Frequently Asked Questions

Frequently asked questions about installing DC/OS

Q. Can I install DC/OS on an already running Mesos cluster?

We recommend starting with a fresh cluster to ensure all defaults are set to expected values. This prevents unexpected conditions related to mismatched versions and configurations.

Q. What are the OS requirements of DC/OS?

See the system requirements documentation.

Q. Does DC/OS install ZooKeeper?

DC/OS runs its own ZooKeeper supervised by Exhibitor and systemd.

Q. Is it necessary to maintain a bootstrap node after the cluster is created?

If you specify an Exhibitor storage backend type other than exhibitor_storage_backend: static in your cluster configuration file, you must maintain the external storage for the lifetime of your cluster to facilitate leader elections. If your cluster is mission critical, you should harden your external storage by using S3 or running the bootstrap ZooKeeper as a quorum. Interruptions of service from the external storage can be tolerated, but permanent loss of state can lead to unexpected conditions.

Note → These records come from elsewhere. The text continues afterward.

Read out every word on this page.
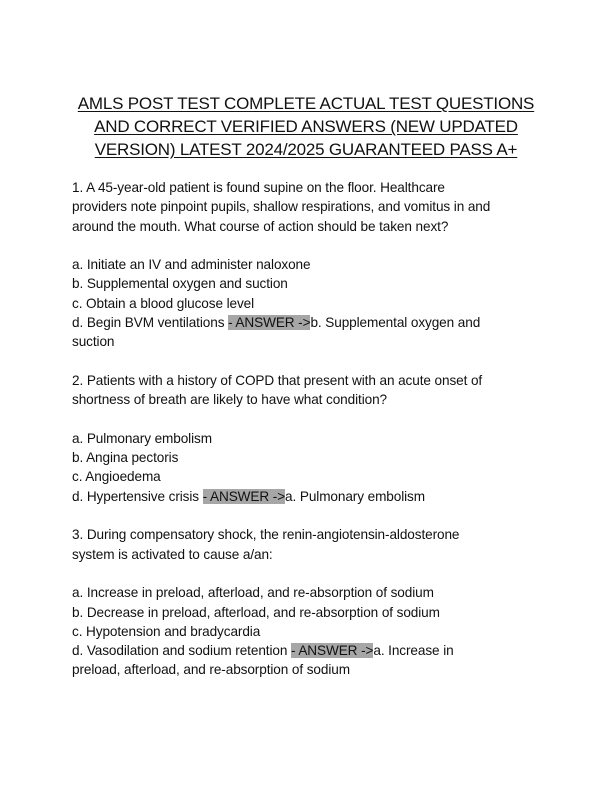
AMLS POST TEST COMPLETE ACTUAL TEST QUESTIONS
AND CORRECT VERIFIED ANSWERS (NEW UPDATED
VERSION) LATEST 2024/2025 GUARANTEED PASS A+
1. A 45-year-old patient is found supine on the floor. Healthcare
providers note pinpoint pupils, shallow respirations, and vomitus in and
around the mouth. What course of action should be taken next?
a. Initiate an IV and administer naloxone
b. Supplemental oxygen and suction
c. Obtain a blood glucose level
d. Begin BVM ventilations - ANSWER ->b. Supplemental oxygen and
suction
2. Patients with a history of COPD that present with an acute onset of
shortness of breath are likely to have what condition?
a. Pulmonary embolism
b. Angina pectoris
c. Angioedema
d. Hypertensive crisis - ANSWER ->a. Pulmonary embolism
3. During compensatory shock, the renin-angiotensin-aldosterone
system is activated to cause a/an:
a. Increase in preload, afterload, and re-absorption of sodium
b. Decrease in preload, afterload, and re-absorption of sodium
c. Hypotension and bradycardia
d. Vasodilation and sodium retention - ANSWER ->a. Increase in
preload, afterload, and re-absorption of sodium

Q. How can I add Mesos attributes to nodes to use Marathon constraints?

In DC/OS, add the line MESOS_ATTRIBUTES=<key>:<value> to the file /var/lib/dcos/mesos-slave-common (it may need to be created) for each attribute you want to add. See the Mesos documentation for more information.

Q. How do I gracefully shut down an agent?

  • To gracefully kill an agent node’s Mesos process and allow systemd to restart it, run the following command.

    sudo systemctl kill -s SIGUSR1 dcos-mesos-slave
    

Note: If Auto Scaling groups are in use, the node will be replaced automatically.

  • For a public agent, run the following command:

    sudo systemctl kill -s SIGUSR1 dcos-mesos-slave-public
    
  • To gracefully kill the process and prevent systemd from restarting it, add a stop command:

    sudo systemctl kill -s SIGUSR1 dcos-mesos-slave && sudo systemctl stop dcos-mesos-slave
    
  • For a public agent, run the following command:

    sudo systemctl kill -s SIGUSR1 dcos-mesos-slave-public && sudo systemctl stop dcos-mesos-slave-public
    

Q. How do I back up the IAM database? Enterprise

  • To back up the IAM database to a file, run the following command on one of the master nodes:

    sudo /opt/mesosphere/bin/cockroach dump --certs-dir=/run/dcos/pki/cockroach --host=$(/opt/mesosphere/bin/detect_ip) iam > ~/iam-backup.sql
    

Q. How do I restore the IAM database? Enterprise

  • To restore the IAM database from a file ~/iam-backup.sql run the following commands on one of the master nodes:
  1. Create a new database called iam_new into which the back up should be loaded.
sudo /opt/mesosphere/bin/cockroach sql --certs-dir=/run/dcos/pki/cockroach --host=$(/opt/mesosphere/bin/detect_ip) -e "CREATE DATABASE iam_new"
  1. Load the data into the new database.
sudo /opt/mesosphere/bin/cockroach sql --certs-dir=/run/dcos/pki/cockroach --host=$(/opt/mesosphere/bin/detect_ip) --database=iam_new < ~/iam-backup.sql

3.vWith the back up data loaded into the iam_new database, rename the iam database to iam_old.

Note: After this command is issued, the IAM is completely unavailable. Any requests to the IAM will fail.

sudo /opt/mesosphere/bin/cockroach sql --certs-dir=/run/dcos/pki/cockroach --host=$(/opt/mesosphere/bin/detect_ip) -e "ALTER DATABASE iam RENAME TO iam_old"
  1. Rename the iam_new database to iam.

Note: After this command is issued, the IAM is available again. Requests to the IAM will be successful.

sudo /opt/mesosphere/bin/cockroach sql --certs-dir=/run/dcos/pki/cockroach --host=$(/opt/mesosphere/bin/detect_ip) -e "ALTER DATABASE iam_new RENAME TO iam"

The IAM database is restored from the back up file and the cluster is operational.